In Acts 27:30, on the fourteenth night, some sailors try to steal the lifeboat, and Paul tells the Centurion “Unless these men stay in the ship, Y’all cannot be saved (Not ‘they cannot be saved’).” Paul talks as if one’s salvation is dependent on the salvation of others; we often talk as if one’s salvation is dependent on the damnation of others. So, of course, we don’t have much tharseo… If we’re all one body and you damn others, you only damn yourself, as if the measure you give is the measure you get.

In Acts 27: 34-36, “‘I urge all of you to take food,” says Paul, “not a hair is to perish from the head of any of you.” Then Luke writes, “And when he said these things, he took bread, and giving thanks [eucharisteo] in the presence of all he broke it and began to eat [having given also to us]. Then all took heart and ate some food themselves.”

They did what Paul told them to do. Why? In the storm, they saw tharsos in Paul.
And what did he tell them to do? “Take some food.”
What food? The bread he took and having given thanks, he broke and gave to all.

Commentaries can’t help but point out that this sounds just like communion. But all seem to also point out that it can’t actually be communion, for then Paul would be offering it to “unbelievers,” that is people that have not joined an institutional church for they have not met our qualifications. . . over which we fight endless wars.

Luke (the author of Acts) makes it clear in his Gospel that Jesus said, “Do it (imperative tense)” to twelve guys who did not meet any of our qualifications, one of them being Judas. Was there a worse sinner on that ship than Judas? Yes, according to Scripture—“The foremost of sinners:” St. Paul.

Why do religious folks hate the Gospel freely announced to “Gentiles”?

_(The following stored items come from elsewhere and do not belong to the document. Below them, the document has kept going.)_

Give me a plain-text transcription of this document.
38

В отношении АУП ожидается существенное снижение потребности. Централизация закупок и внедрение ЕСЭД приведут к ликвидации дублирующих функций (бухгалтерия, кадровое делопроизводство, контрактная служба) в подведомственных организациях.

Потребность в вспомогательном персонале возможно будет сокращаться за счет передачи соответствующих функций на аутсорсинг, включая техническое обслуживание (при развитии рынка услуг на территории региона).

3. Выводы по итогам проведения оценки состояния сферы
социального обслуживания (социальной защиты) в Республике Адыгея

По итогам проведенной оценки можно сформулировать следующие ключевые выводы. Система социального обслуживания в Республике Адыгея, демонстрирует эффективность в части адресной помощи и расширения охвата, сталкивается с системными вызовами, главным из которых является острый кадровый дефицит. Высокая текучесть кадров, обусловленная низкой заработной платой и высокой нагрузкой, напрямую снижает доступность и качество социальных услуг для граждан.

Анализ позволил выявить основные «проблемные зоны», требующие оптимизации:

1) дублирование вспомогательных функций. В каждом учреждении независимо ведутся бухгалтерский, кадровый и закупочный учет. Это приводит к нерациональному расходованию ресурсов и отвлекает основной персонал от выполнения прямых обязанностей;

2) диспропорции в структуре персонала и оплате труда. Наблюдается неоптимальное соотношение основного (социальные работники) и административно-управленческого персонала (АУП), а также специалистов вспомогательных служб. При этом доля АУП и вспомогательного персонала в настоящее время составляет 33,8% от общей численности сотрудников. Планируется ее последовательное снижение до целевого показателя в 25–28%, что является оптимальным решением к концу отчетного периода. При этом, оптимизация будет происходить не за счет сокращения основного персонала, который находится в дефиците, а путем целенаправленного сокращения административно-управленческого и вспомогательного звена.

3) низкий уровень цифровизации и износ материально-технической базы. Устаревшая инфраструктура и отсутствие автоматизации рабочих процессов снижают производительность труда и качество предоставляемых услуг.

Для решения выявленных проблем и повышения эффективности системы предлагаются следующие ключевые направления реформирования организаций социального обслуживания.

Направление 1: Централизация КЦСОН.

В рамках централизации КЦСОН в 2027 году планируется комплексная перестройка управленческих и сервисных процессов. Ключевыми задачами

The Jews thought that their salvation was dependent on the damnation of the Romans, which was rather inconceivable to the Romans, who thought their exaltation was obviously dependent on their humiliation of the Jews. Neither could conceive of a God that could have Grace on all and that this Grace could create Faith in all, which is a New Heart in all. They hadn’t seen God’s Heart given to all on the tree in the garden. There are some things you just cannot see except in a storm where all your plans are stripped away and all that’s left is the plan of God from the bosom of the Father: Jesus. He said, “Take and eat. Take and drink.” at the very height of the storm.

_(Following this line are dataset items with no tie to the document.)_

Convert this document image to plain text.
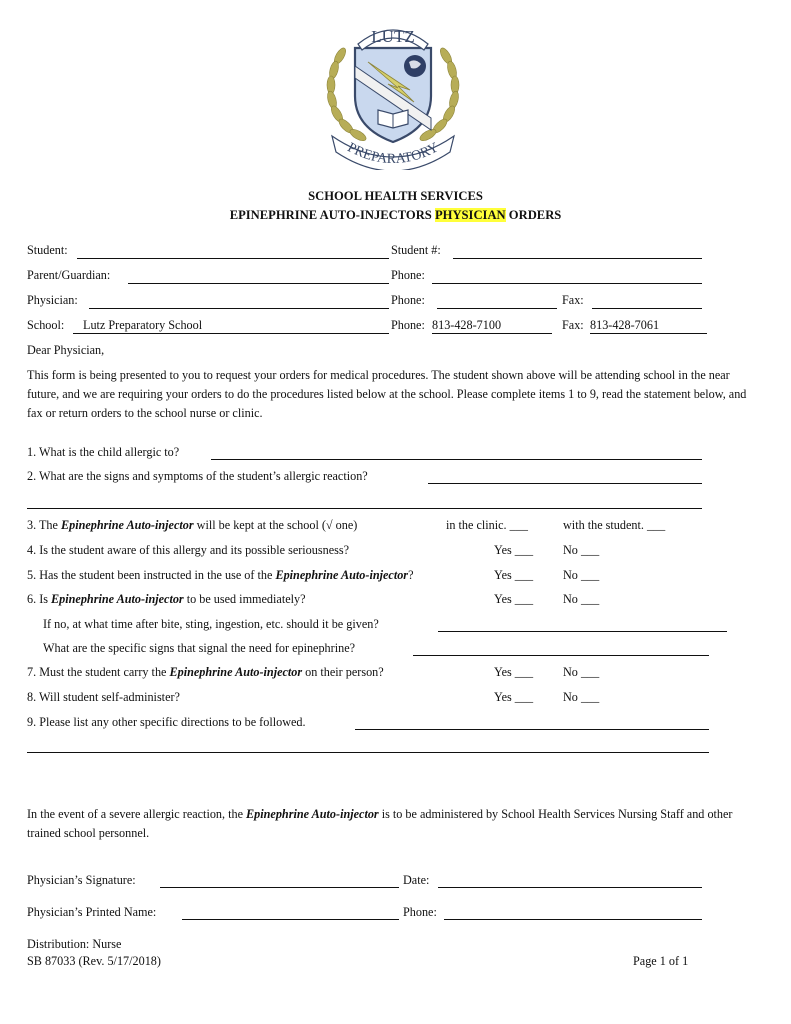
LUTZ
PREPARATORY
SCHOOL HEALTH SERVICES
EPINEPHRINE AUTO-INJECTORS PHYSICIAN ORDERS
Student:	Student #:
Parent/Guardian:	Phone:
Physician:	Phone:	Fax:
School: Lutz Preparatory School	Phone: 813-428-7100	Fax: 813-428-7061
Dear Physician,
This form is being presented to you to request your orders for medical procedures. The student shown above will be attending school in the near future, and we are requiring your orders to do the procedures listed below at the school. Please complete items 1 to 9, read the statement below, and fax or return orders to the school nurse or clinic.
1. What is the child allergic to?
2. What are the signs and symptoms of the student’s allergic reaction?
3. The Epinephrine Auto-injector will be kept at the school (√ one)	in the clinic. ___	with the student. ___
4. Is the student aware of this allergy and its possible seriousness?	Yes ___ No ___
5. Has the student been instructed in the use of the Epinephrine Auto-injector?	Yes ___ No ___
6. Is Epinephrine Auto-injector to be used immediately?	Yes ___ No ___
If no, at what time after bite, sting, ingestion, etc. should it be given?
What are the specific signs that signal the need for epinephrine?
7. Must the student carry the Epinephrine Auto-injector on their person?	Yes ___ No ___
8. Will student self-administer?	Yes ___ No ___
9. Please list any other specific directions to be followed.
In the event of a severe allergic reaction, the Epinephrine Auto-injector is to be administered by School Health Services Nursing Staff and other trained school personnel.
Physician’s Signature:	Date:
Physician’s Printed Name:	Phone:
Distribution: Nurse
SB 87033 (Rev. 5/17/2018)	Page 1 of 1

He said, “Do it in remembrance of me.” And it’s the one thing that the institutional church has said that you cannot do . . . without a seminary degree and a certificate from them. We like y’all to think that we have Grace in a box, and y’all like to think that you can get it for a price.

“Let a person examine himself (not ‘let the authorities examine you’)” wrote Paul. “For anyone who eats and drinks without discerning the body eats and drinks judgment on himself.” What body? The Body of Christ. If you damn them, do you not damn yourself?

The Blood of Jesus, “God is salvation,” is judgment on Me-sus, “I am my own salvation,” and We-sus, “My group is salvation.” Me-sus and We-sus are cancer on the Body of Christ. And so, the Blood of Jesus burns the flesh of all, that we would all be one flesh—the Bride of Christ and Body of Christ.

Acts 27:44 “And so it was that all were brought safely to land.”

You are a vessel of immeasurable power for you can offer communion to your neighbor on this sinking ship. You can offer communion: bread and wine. . . and, even more, faith. In a storm, it’s called tharseo. It’s not your plan; it’s God’s plan in you; it’s Christ in you.

This is a continuation of last week’s message, and this is how the Church changes the world: #1) We worship in the darkest of all places and set the captives free. #2) We serve communion to our enemies on this sinking ship, so that all would arrive safely to the Land.